If DirecTV is well received, offering users an interface that delights rather than deceives, subscriptions could exceed 1 million in "short order," Macquarie media analyst Amy Yong said in an investor note on Thursday. Most importantly for investors, AT&T appears to be offering its flagship product for a price 30% lower than the most basic pay-TV bundle. Such a discount speaks to Stephenson's emphasis on winning market share, getting ahead of Hulu and Alphabet's (GOOGL - Get Report) Google Unplugged in the race for the hearts and minds of Millennials.

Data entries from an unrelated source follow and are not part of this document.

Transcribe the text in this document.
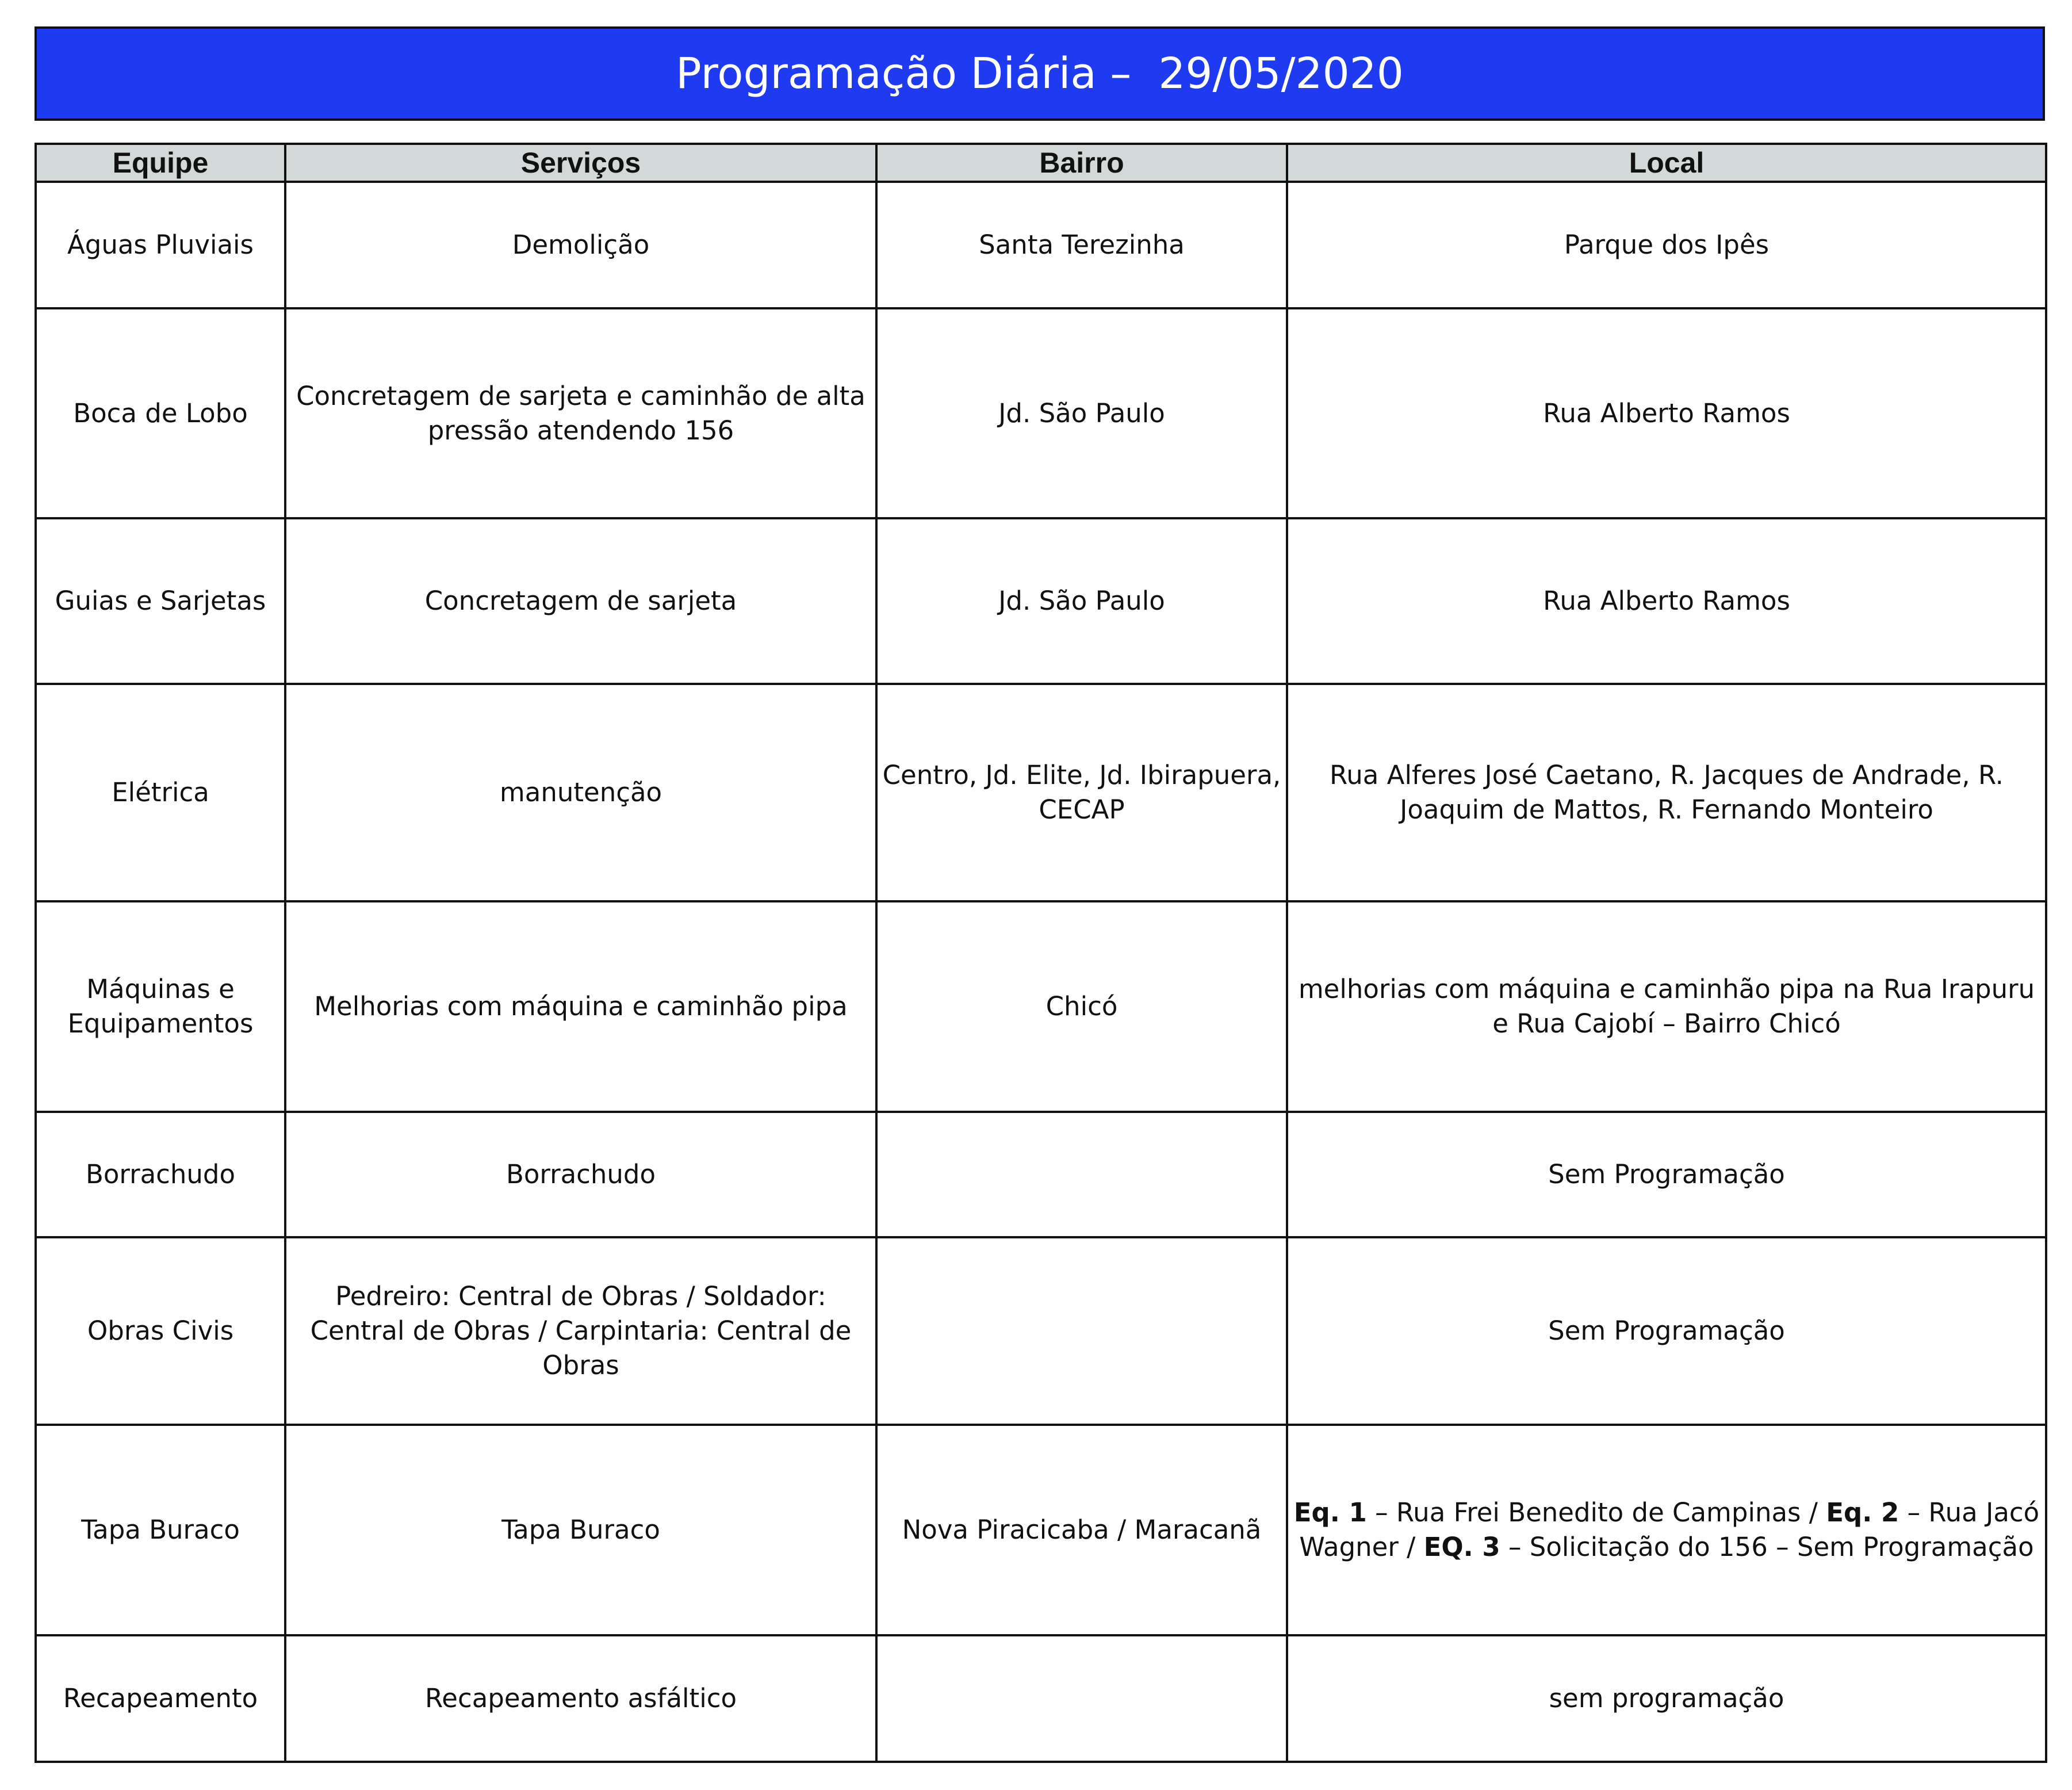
Programação Diária –  29/05/2020
Equipe	Serviços	Bairro	Local
Águas Pluviais	Demolição	Santa Terezinha	Parque dos Ipês
Boca de Lobo	Concretagem de sarjeta e caminhão de alta pressão atendendo 156	Jd. São Paulo	Rua Alberto Ramos
Guias e Sarjetas	Concretagem de sarjeta	Jd. São Paulo	Rua Alberto Ramos
Elétrica	manutenção	Centro, Jd. Elite, Jd. Ibirapuera, CECAP	Rua Alferes José Caetano, R. Jacques de Andrade, R. Joaquim de Mattos, R. Fernando Monteiro
Máquinas e Equipamentos	Melhorias com máquina e caminhão pipa	Chicó	melhorias com máquina e caminhão pipa na Rua Irapuru e Rua Cajobí – Bairro Chicó
Borrachudo	Borrachudo		Sem Programação
Obras Civis	Pedreiro: Central de Obras / Soldador: Central de Obras / Carpintaria: Central de Obras		Sem Programação
Tapa Buraco	Tapa Buraco	Nova Piracicaba / Maracanã	Eq. 1 – Rua Frei Benedito de Campinas / Eq. 2 – Rua Jacó Wagner / EQ. 3 – Solicitação do 156 – Sem Programação
Recapeamento	Recapeamento asfáltico		sem programação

The success of DirecTV Now is also integral to AT&T's investment in Chernin, which recently announced a joint $500 million fund to acquire and develop video services especially for digital multichannel platforms. It's also essential if AT&T is to win the increasingly competitive wireless wars by highlighting its video-on-demand platforms.
Exactly how Time Warner will play into DirecTV Now remains unclear, but suffice to say that owning Turner, HBO and the Warner Bros. film studio should give AT&T more options and faster turnaround of high-profile content. Meanwhile, the coming Trump administration, MoffettNathanson said on Thursday, is more likely to approve the deal than might have occurred had the Democrats remained at the White House and in control of the Federal Communications Commission.
"In the wake of a presidential election that stunned everyone, it is time to concede that everything we thought we knew may now be wrong -- the rules could all be changing," MoffettNathanson said in an investor note. "It is likely that virtually every major FCC rulemaking of the past four years will be undone. Fundamental assumptions about what will and won't be permitted will be revisited and rewritten."